Protection and promotion of the public's health are typically thought of as governmental responsibilities. Certainly, the core functions of responding to contagious diseases through quarantine, vector control, mandatory reporting, mandatory immunizations, and other coercive measures require governmental power. Historically, public health has been defined by governmental response to immediate threats to the health of the population.
As our view of the public's health expands to take into account broader measures, however, so too can we expand our view of the kinds of institutions that serve to promote the public's health. Most commentators agree that public health is a wide ranging discipline. Professor Lawrence Gostin writes, “The mission of public health is broad, encompassing systematic efforts to promote physical and mental health and to prevent disease, injury, and disability.” While Gostin's focus is on the government's role in promoting public health, there is nothing about contemporary definitions of public health that exclude a role for the private, nonprofit sector.
One cannot doubt the importance of nonprofit institutions in assuring the conditions necessary for the health of the population. Nonprofit organizations operate most of our hospitals, train health care professionals, assure the supply of blood, and perform a myriad of other services that provide the infrastructure necessary to the public's health. In addition, the nonprofit form of organization enables health care organizations to provide public health services that profit seeking organizations are unable to maintain. Nonprofit hospitals provide education, indigent care, preventive health services, prenatal care, and mental health care services that may not be provided by for-profit organizations.
Changes in health care financing and industry structure may substantially reduce the contributions to public health that have traditionally been made by nonprofit organizations. The rise of managed care and the ever increasing reliance on expensive medical technologies have increased the industry's need for capital, and changes in reimbursement formulas have reduced nonprofits' ability to maintain the level of uncompensated and poorly compensated services. At the same time, the changes have created the opportunity for providers to generate profits necessary to support their new capital requirements. The need for capital and the profits available to support it have led to an increase in for-profit ownership of health care facilities. For-profits have increased mainly through the acquisition of assets of nonprofit organizations.
The late 1980s and 1990s have witnessed an increasing number of nonprofit organizations converting to profit seeking ventures. This wave of nonprofit conversions has sent states' Attorneys General and public interest advocates scrambling to find ways to police these transactions. High profile transactions involving Blue Cross/Blue Shield conversions resulted in litigation involving billions of dollars that states claimed should be set aside in charitable foundations devoted to health care. At the same time, smaller transactions involving community hospitals, nursing homes, and ambulance services are also attracting attention. Unfortunately, many of these efforts have been hampered by inadequate conversion laws that force states to regulate conversions on a post-hoc basis with antiquated legal tools.

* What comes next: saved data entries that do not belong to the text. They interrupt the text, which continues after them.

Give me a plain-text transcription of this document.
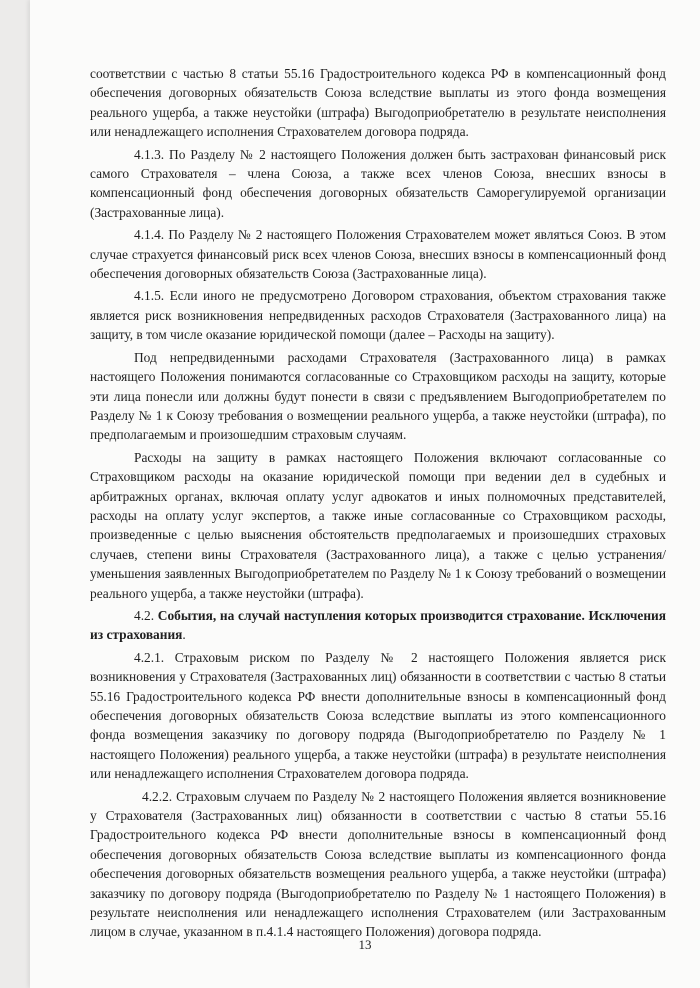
соответствии с частью 8 статьи 55.16 Градостроительного кодекса РФ в компенсационный фонд обеспечения договорных обязательств Союза вследствие выплаты из этого фонда возмещения реального ущерба, а также неустойки (штрафа) Выгодоприобретателю в результате неисполнения или ненадлежащего исполнения Страхователем договора подряда.

4.1.3. По Разделу № 2 настоящего Положения должен быть застрахован финансовый риск самого Страхователя – члена Союза, а также всех членов Союза, внесших взносы в компенсационный фонд обеспечения договорных обязательств Саморегулируемой организации (Застрахованные лица).

4.1.4. По Разделу № 2 настоящего Положения Страхователем может являться Союз. В этом случае страхуется финансовый риск всех членов Союза, внесших взносы в компенсационный фонд обеспечения договорных обязательств Союза (Застрахованные лица).

4.1.5. Если иного не предусмотрено Договором страхования, объектом страхования также является риск возникновения непредвиденных расходов Страхователя (Застрахованного лица) на защиту, в том числе оказание юридической помощи (далее – Расходы на защиту).

Под непредвиденными расходами Страхователя (Застрахованного лица) в рамках настоящего Положения понимаются согласованные со Страховщиком расходы на защиту, которые эти лица понесли или должны будут понести в связи с предъявлением Выгодоприобретателем по Разделу № 1 к Союзу требования о возмещении реального ущерба, а также неустойки (штрафа), по предполагаемым и произошедшим страховым случаям.

Расходы на защиту в рамках настоящего Положения включают согласованные со Страховщиком расходы на оказание юридической помощи при ведении дел в судебных и арбитражных органах, включая оплату услуг адвокатов и иных полномочных представителей, расходы на оплату услуг экспертов, а также иные согласованные со Страховщиком расходы, произведенные с целью выяснения обстоятельств предполагаемых и произошедших страховых случаев, степени вины Страхователя (Застрахованного лица), а также с целью устранения/уменьшения заявленных Выгодоприобретателем по Разделу № 1 к Союзу требований о возмещении реального ущерба, а также неустойки (штрафа).

4.2. События, на случай наступления которых производится страхование. Исключения из страхования.

4.2.1. Страховым риском по Разделу № 2 настоящего Положения является риск возникновения у Страхователя (Застрахованных лиц) обязанности в соответствии с частью 8 статьи 55.16 Градостроительного кодекса РФ внести дополнительные взносы в компенсационный фонд обеспечения договорных обязательств Союза вследствие выплаты из этого компенсационного фонда возмещения заказчику по договору подряда (Выгодоприобретателю по Разделу № 1 настоящего Положения) реального ущерба, а также неустойки (штрафа) в результате неисполнения или ненадлежащего исполнения Страхователем договора подряда.

4.2.2. Страховым случаем по Разделу № 2 настоящего Положения является возникновение у Страхователя (Застрахованных лиц) обязанности в соответствии с частью 8 статьи 55.16 Градостроительного кодекса РФ внести дополнительные взносы в компенсационный фонд обеспечения договорных обязательств Союза вследствие выплаты из компенсационного фонда обеспечения договорных обязательств возмещения реального ущерба, а также неустойки (штрафа) заказчику по договору подряда (Выгодоприобретателю по Разделу № 1 настоящего Положения) в результате неисполнения или ненадлежащего исполнения Страхователем (или Застрахованным лицом в случае, указанном в п.4.1.4 настоящего Положения) договора подряда.

13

The conversion of health care assets from nonprofit to for-profit ownership raises questions of particular concern to public health officials. This shift in the health care industry requires that we examine whether the for-profit form of organization can provide health care services in the most economically efficient and efficacious manner, a debate which continues. Perhaps of more direct concern for public health, the conversion of health care assets also raises the question of the value of the nonprofit form to the community as measured by charity care, services to Medicaid patients, cross-subsidization of unprofitable units such as emergency rooms, health education, preventive care, and other, more elusive community benefits that may be lost in a conversion.
Assuming that nonprofit conversions will continue in the health care arena, the challenge to policymakers is to capture and invest the proceeds of such transactions in organizations that can replace the public health functions of the nonprofit. This Article will discuss ways in which proceeds from nonprofit conversions can be used by the nonprofit sector to continue the public health services provided by nonprofit health care organizations. An example can be found in the recent formation of The Foundation for a Healthy Kentucky. This Foundation was established from a $45 million settlement obtained through litigation by Kentucky Attorney General Albert B. Chandler, III against Anthem Insurance Company over Anthem's 1993 merger with Blue Cross and Blue Shield of Kentucky. The Foundation is designed to meet the public health care needs of the Commonwealth through projects designed to influence health policy and improve access to health care generally.
Part I of this Article provides an overview of the law of nonprofit conversions. The law governing nonprofit conversions is founded on common law doctrines of charitable trust. In many states, the procedures surrounding conversions are further regulated by state statutes that provide states' Attorneys General the tools they need to assure that the change in ownership results in adequate proceeds that can replace the public benefits lost in a conversion. Parts II and III provide a case study based on the Kentucky Attorney General's litigation with Anthem Insurance Company. Part II will focus on the difficulties in the lack of a regulatory structure created in the Anthem case. Part III will discuss the process of forming the Foundation for a Healthy Kentucky from the $45 million settlement of that case. The Foundation's focus on health care policy activities aimed at improving the health of all Kentuckians provides an example of one way to capture some of the public health benefits of the nonprofit form of organization.